Evzio, an injectable drug for opioid overdose reversal, is now six times more expensive than it used to be. The price jump caused an outrage from different entities from health care providers to the United States Senate. Evzio’s price jumped from $690 to $4,500 in the last three years.
The drug contains a substance called naloxone. Naloxone helps to save the lives of people with a substance abuse disorder when they overdose on their drug. The United States Food and Drug Administration (FDA) approved Evzio as a medication that was designed to be used by anyone, even people without any medical training (it is available in a nasal spray). Use of Evzio is simple, so people who have a drug abuser in their family could save their family member without any difficulties in the case of overdose. Police officers are another group of people who commonly use the medication to save the lives of addicts.
The public’s reaction would be less harsh if the United States opioid epidemic were not so severe. However, the number of deaths caused by opioids addictions is still growing. It is four times higher than it was in 1999. During the period from 1999 to 2014, overdoses took the lives of 183,000 people across the U.S.
Thirty-one United States senators sent a complaint letter to Kaleo Pharmaceuticals (Evzio’s maker) stating that the price rise is a threat to U.S. families and communities because they rely on naloxone to save lives. In the letter, they pointed out the price hike to be concerning, especially while Congress is working on expanding access to the medication so communities can equip first responders with naloxone. The letter highlights the importance of naloxone in helping save abusers’ lives and the lifesaving function of Evzio.

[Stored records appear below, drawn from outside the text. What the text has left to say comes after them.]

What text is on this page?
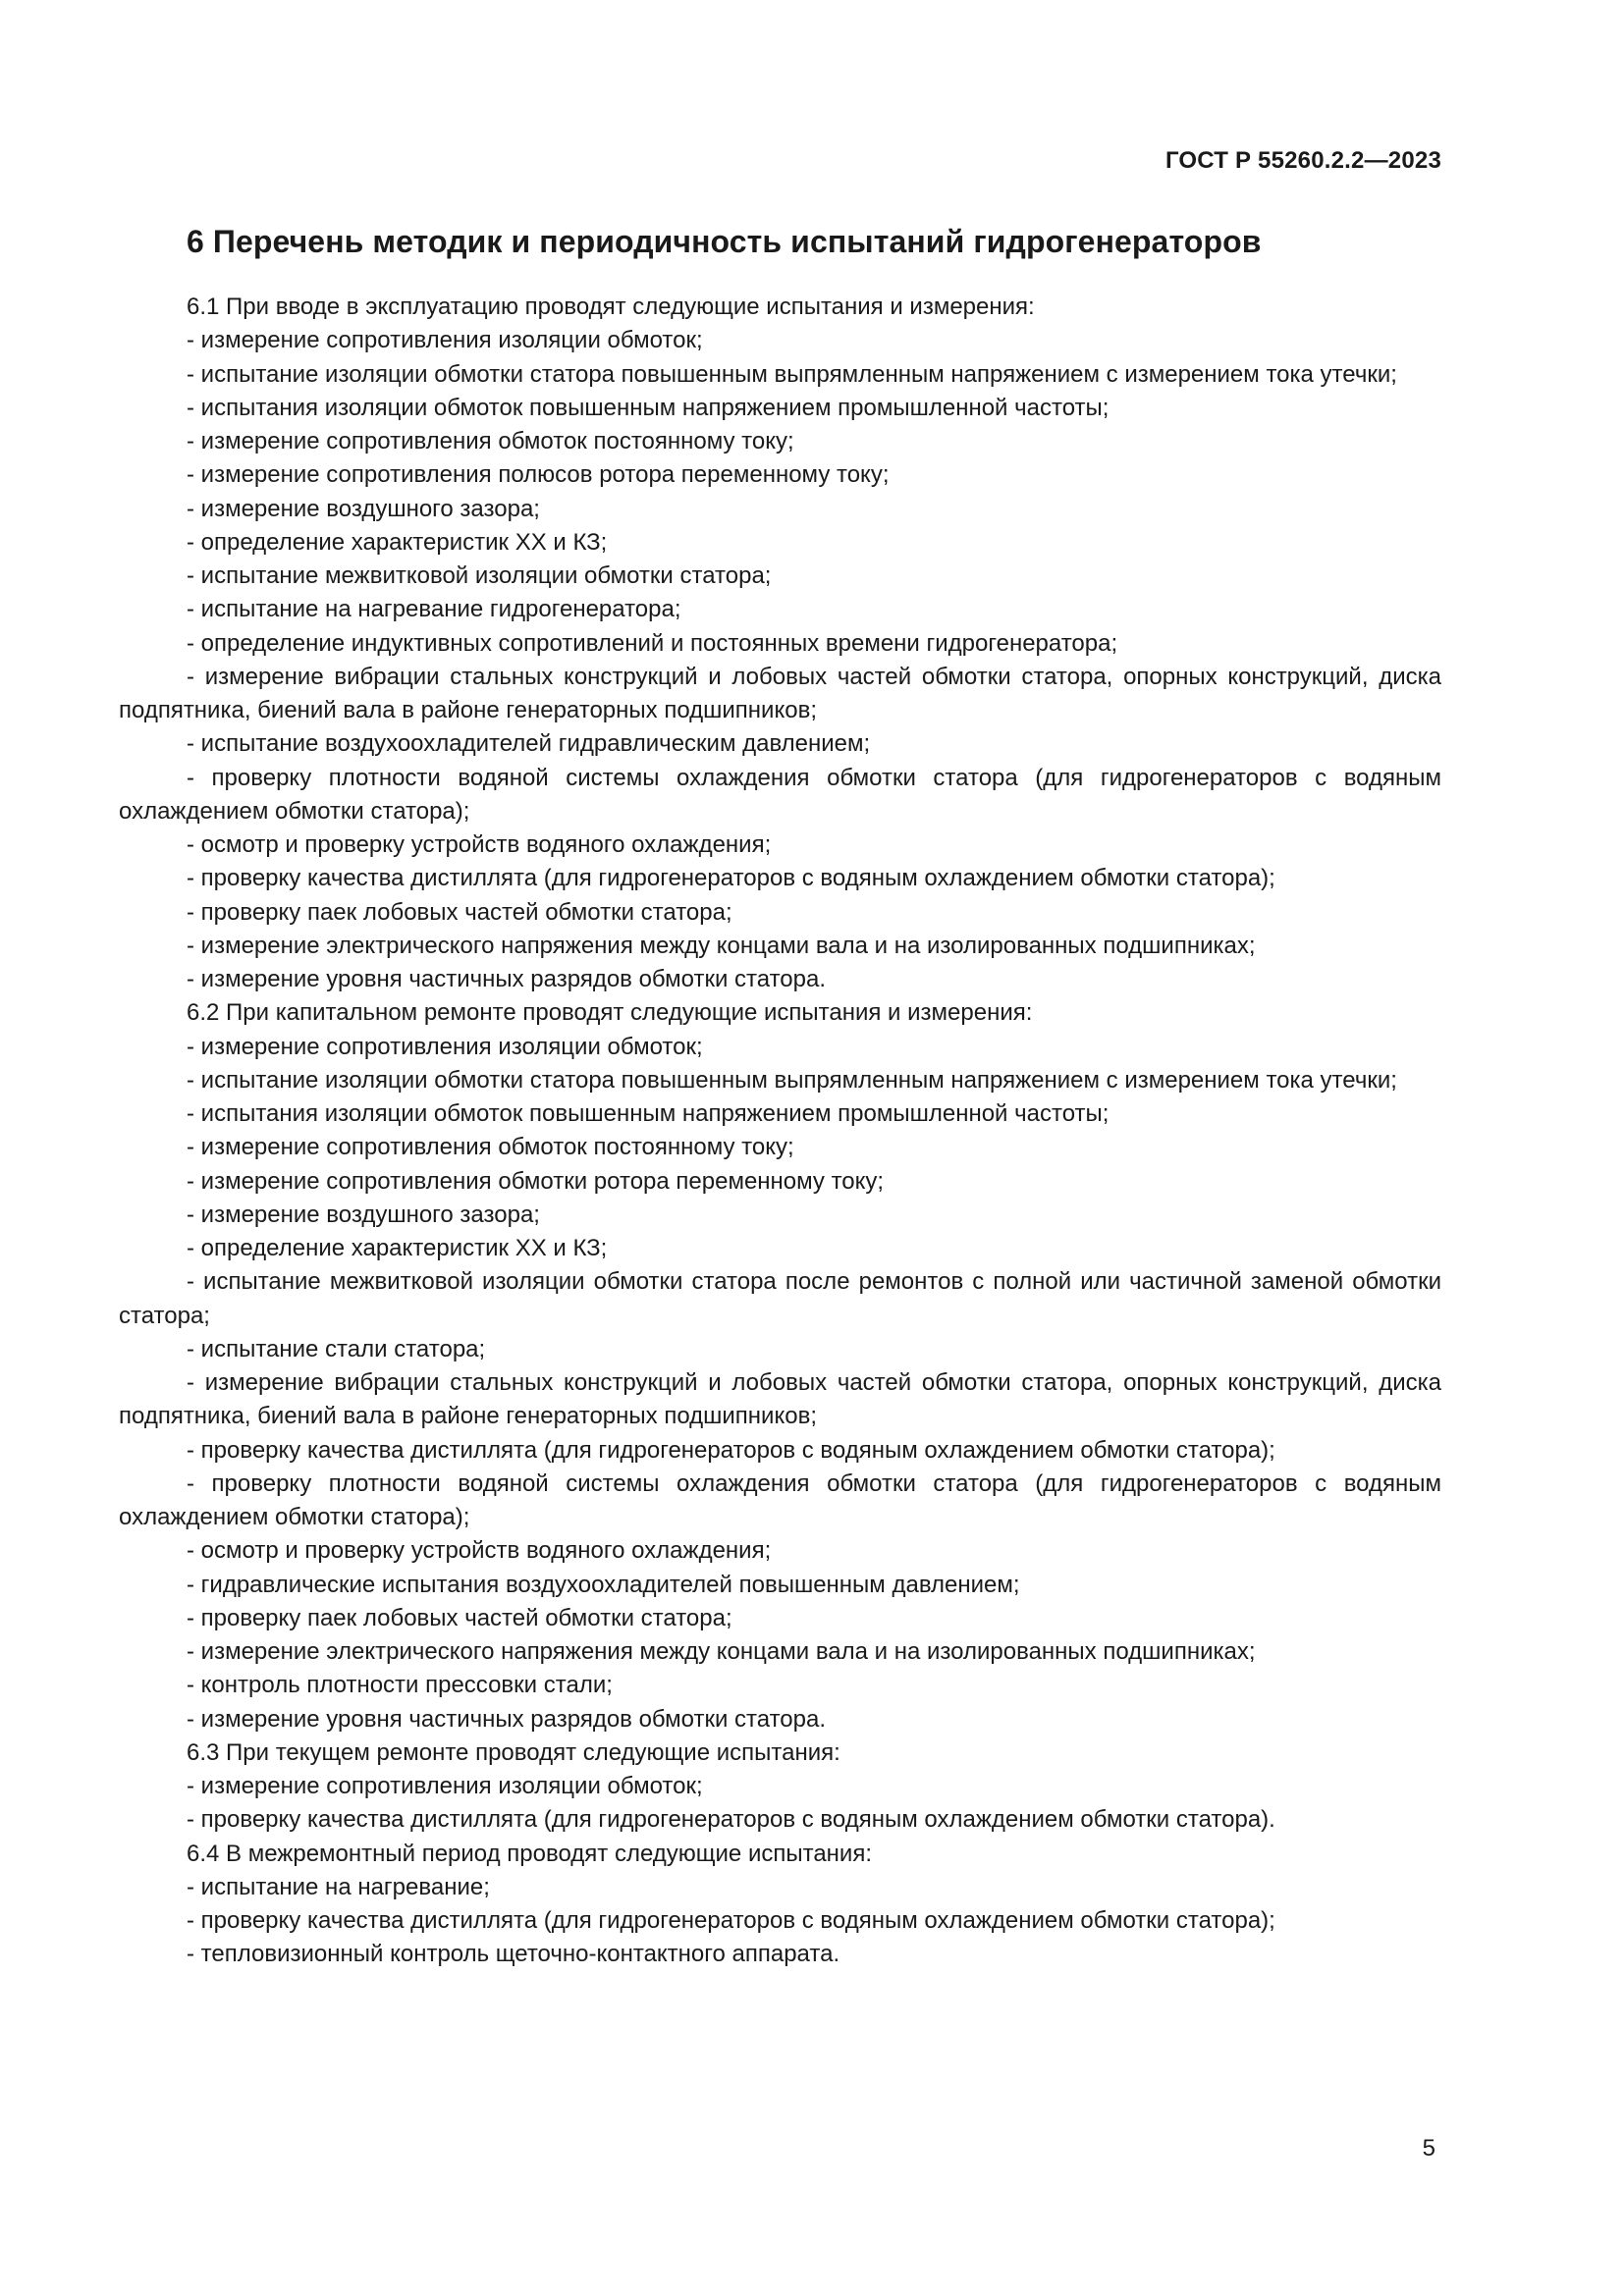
ГОСТ Р 55260.2.2—2023
6 Перечень методик и периодичность испытаний гидрогенераторов

6.1 При вводе в эксплуатацию проводят следующие испытания и измерения:

- измерение сопротивления изоляции обмоток;

- испытание изоляции обмотки статора повышенным выпрямленным напряжением с измерением тока утечки;

- испытания изоляции обмоток повышенным напряжением промышленной частоты;

- измерение сопротивления обмоток постоянному току;

- измерение сопротивления полюсов ротора переменному току;

- измерение воздушного зазора;

- определение характеристик ХХ и КЗ;

- испытание межвитковой изоляции обмотки статора;

- испытание на нагревание гидрогенератора;

- определение индуктивных сопротивлений и постоянных времени гидрогенератора;

- измерение вибрации стальных конструкций и лобовых частей обмотки статора, опорных конструкций, диска подпятника, биений вала в районе генераторных подшипников;

- испытание воздухоохладителей гидравлическим давлением;

- проверку плотности водяной системы охлаждения обмотки статора (для гидрогенераторов с водяным охлаждением обмотки статора);

- осмотр и проверку устройств водяного охлаждения;

- проверку качества дистиллята (для гидрогенераторов с водяным охлаждением обмотки статора);

- проверку паек лобовых частей обмотки статора;

- измерение электрического напряжения между концами вала и на изолированных подшипниках;

- измерение уровня частичных разрядов обмотки статора.

6.2 При капитальном ремонте проводят следующие испытания и измерения:

- измерение сопротивления изоляции обмоток;

- испытание изоляции обмотки статора повышенным выпрямленным напряжением с измерением тока утечки;

- испытания изоляции обмоток повышенным напряжением промышленной частоты;

- измерение сопротивления обмоток постоянному току;

- измерение сопротивления обмотки ротора переменному току;

- измерение воздушного зазора;

- определение характеристик ХХ и КЗ;

- испытание межвитковой изоляции обмотки статора после ремонтов с полной или частичной заменой обмотки статора;

- испытание стали статора;

- измерение вибрации стальных конструкций и лобовых частей обмотки статора, опорных конструкций, диска подпятника, биений вала в районе генераторных подшипников;

- проверку качества дистиллята (для гидрогенераторов с водяным охлаждением обмотки статора);

- проверку плотности водяной системы охлаждения обмотки статора (для гидрогенераторов с водяным охлаждением обмотки статора);

- осмотр и проверку устройств водяного охлаждения;

- гидравлические испытания воздухоохладителей повышенным давлением;

- проверку паек лобовых частей обмотки статора;

- измерение электрического напряжения между концами вала и на изолированных подшипниках;

- контроль плотности прессовки стали;

- измерение уровня частичных разрядов обмотки статора.

6.3 При текущем ремонте проводят следующие испытания:

- измерение сопротивления изоляции обмоток;

- проверку качества дистиллята (для гидрогенераторов с водяным охлаждением обмотки статора).

6.4 В межремонтный период проводят следующие испытания:

- испытание на нагревание;

- проверку качества дистиллята (для гидрогенераторов с водяным охлаждением обмотки статора);

- тепловизионный контроль щеточно-контактного аппарата.

5
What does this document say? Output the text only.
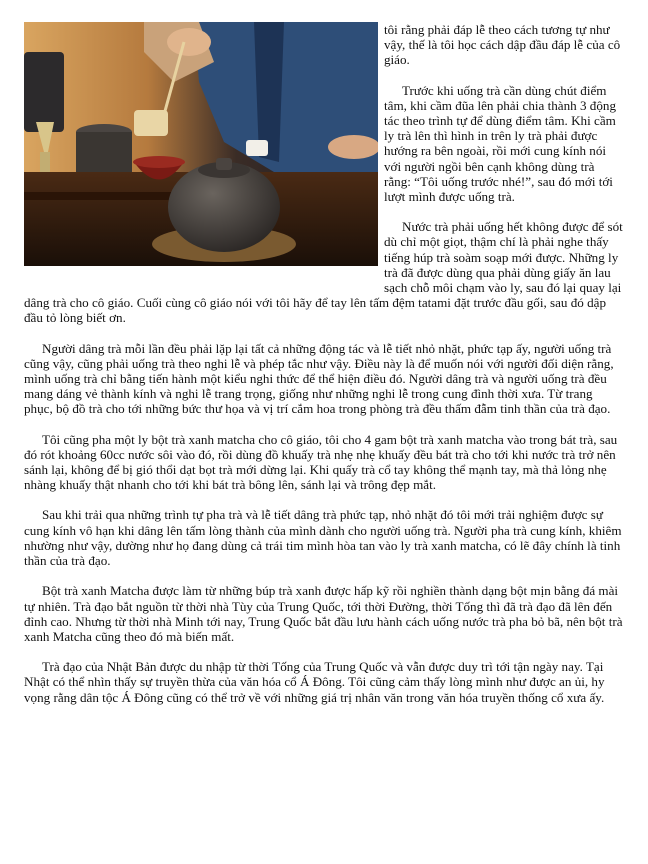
tôi rằng phải đáp lễ theo cách tương tự như vậy, thế là tôi học cách dập đầu đáp lễ của cô giáo.

Trước khi uống trà cần dùng chút điểm tâm, khi cầm đũa lên phải chia thành 3 động tác theo trình tự để dùng điểm tâm. Khi cầm ly trà lên thì hình in trên ly trà phải được hướng ra bên ngoài, rồi mới cung kính nói với người ngồi bên cạnh không dùng trà rằng: “Tôi uống trước nhé!”, sau đó mới tới lượt mình được uống trà.

Nước trà phải uống hết không được để sót dù chỉ một giọt, thậm chí là phải nghe thấy tiếng húp trà soàm soạp mới được. Những ly trà đã được dùng qua phải dùng giấy ăn lau sạch chỗ môi chạm vào ly, sau đó lại quay lại dâng trà cho cô giáo. Cuối cùng cô giáo nói với tôi hãy để tay lên tấm đệm tatami đặt trước đầu gối, sau đó dập đầu tỏ lòng biết ơn.

Người dâng trà mỗi lần đều phải lặp lại tất cả những động tác và lễ tiết nhỏ nhặt, phức tạp ấy, người uống trà cũng vậy, cũng phải uống trà theo nghi lễ và phép tắc như vậy. Điều này là để muốn nói với người đối diện rằng, mình uống trà chỉ bằng tiến hành một kiểu nghi thức để thể hiện điều đó. Người dâng trà và người uống trà đều mang dáng vẻ thành kính và nghi lễ trang trọng, giống như những nghi lễ trong cung đình thời xưa. Từ trang phục, bộ đồ trà cho tới những bức thư họa và vị trí cắm hoa trong phòng trà đều thấm đẫm tinh thần của trà đạo.

Tôi cũng pha một ly bột trà xanh matcha cho cô giáo, tôi cho 4 gam bột trà xanh matcha vào trong bát trà, sau đó rót khoảng 60cc nước sôi vào đó, rồi dùng đồ khuấy trà nhẹ nhẹ khuấy đều bát trà cho tới khi nước trà trở nên sánh lại, không để bị gió thổi dạt bọt trà mới dừng lại. Khi quấy trà cổ tay không thể mạnh tay, mà thả lỏng nhẹ nhàng khuấy thật nhanh cho tới khi bát trà bông lên, sánh lại và trông đẹp mắt.

Sau khi trải qua những trình tự pha trà và lễ tiết dâng trà phức tạp, nhỏ nhặt đó tôi mới trải nghiệm được sự cung kính vô hạn khi dâng lên tấm lòng thành của mình dành cho người uống trà. Người pha trà cung kính, khiêm nhường như vậy, dường như họ đang dùng cả trái tim mình hòa tan vào ly trà xanh matcha, có lẽ đây chính là tinh thần của trà đạo.

Bột trà xanh Matcha được làm từ những búp trà xanh được hấp kỹ rồi nghiền thành dạng bột mịn bằng đá mài tự nhiên. Trà đạo bắt nguồn từ thời nhà Tùy của Trung Quốc, tới thời Đường, thời Tống thì đã trà đạo đã lên đến đỉnh cao. Nhưng từ thời nhà Minh tới nay, Trung Quốc bắt đầu lưu hành cách uống nước trà pha bỏ bã, nên bột trà xanh Matcha cũng theo đó mà biến mất.

Trà đạo của Nhật Bản được du nhập từ thời Tống của Trung Quốc và vẫn được duy trì tới tận ngày nay. Tại Nhật có thể nhìn thấy sự truyền thừa của văn hóa cổ Á Đông. Tôi cũng cảm thấy lòng mình như được an ủi, hy vọng rằng dân tộc Á Đông cũng có thể trở về với những giá trị nhân văn trong văn hóa truyền thống cổ xưa ấy.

Associate professor of health policy and management Pinar Karaca-Mandic, of the University of Minnesota, said there was a highly inelastic demand for naloxone. People are willing to pay for the medication simply because they do not have any other alternatives. She added that there had been a big shift in demand, caused by the high usage of naloxone by ambulances and hospitals. She also said the opioid epidemic had increased demand for the drug.
According to Karaca-Mandic, the only way to stop drug and other pharmaceutical products’ price from hiking is changing the rules. Right now, society wants to reward innovation, and pharmaceutical companies are trying to recoup the costs spent on research and development, which is one of the reasons for the price change. She said policy-makers’ goal should be increasing competition in the market, which would prevent this behavior. Karaca-Mandic also added that the FDA decreasing regulations or prompting other pharmaceutical companies to produce generic versions of naloxone would speed up alternatives.
The FDA’s opioid overdose fight plan
The FDA does not review or approve prices for drugs that were set by pharmaceutical companies or distributors, even in cases when those drugs were approved by the agency. However, the FDA also commented on the situation with the price hike. It said naloxone was a lifesaving medication for people with opioid overdoses, which makes it very important.
FDA spokesperson Michael Felberbaum said the opioid overdose is an urgent health priority, and the agency recognized that emergency treatment of overdoses is an issue. In this case, the agency still needs to improve access to the medication to save more lives. He pointed out the importance of finding ways to make the drug more accessible as the part of the agency’s plan of opioid action.
Kaleo Pharmaceuticals (Richmond, Virginia) stated that the reported prices for Evzio, $690 and $4,500, were incorrect. Those prices were taken from the New England Journal of Medicine. The company’s CEO, Spencer Williamson, said the price of $4,500 was not a true net price for anyone, including pharmacies and distributors, because of lots of discount programs and negotiated prices in supply chains that make up the U.S. health care system. He pointed out $4,500 to be a wholesale price for distributors selling to pharmacies.
Spencer Williamson also added that Kaleo Pharmaceuticals launched an access program for patients in February last year after the list price for their drug increased. With the program’s help, more Americans can get naloxone at $0 out-of-pocket price. On the top of that, Kaleo donated about 200,000 doses of Evzio to first responders, non-profit organizations serving patients with opioid abuse, and public health departments.
Patients with a household income below $100,000 without medical insurance can get the medication for free. Also, patients who have medical insurance can get Evzio at no cost regardless of if it is covered or not, or if patients have high-deductible plans. Naloxone is also available for $360 if a patient pays cash, according to Spencer Williamson.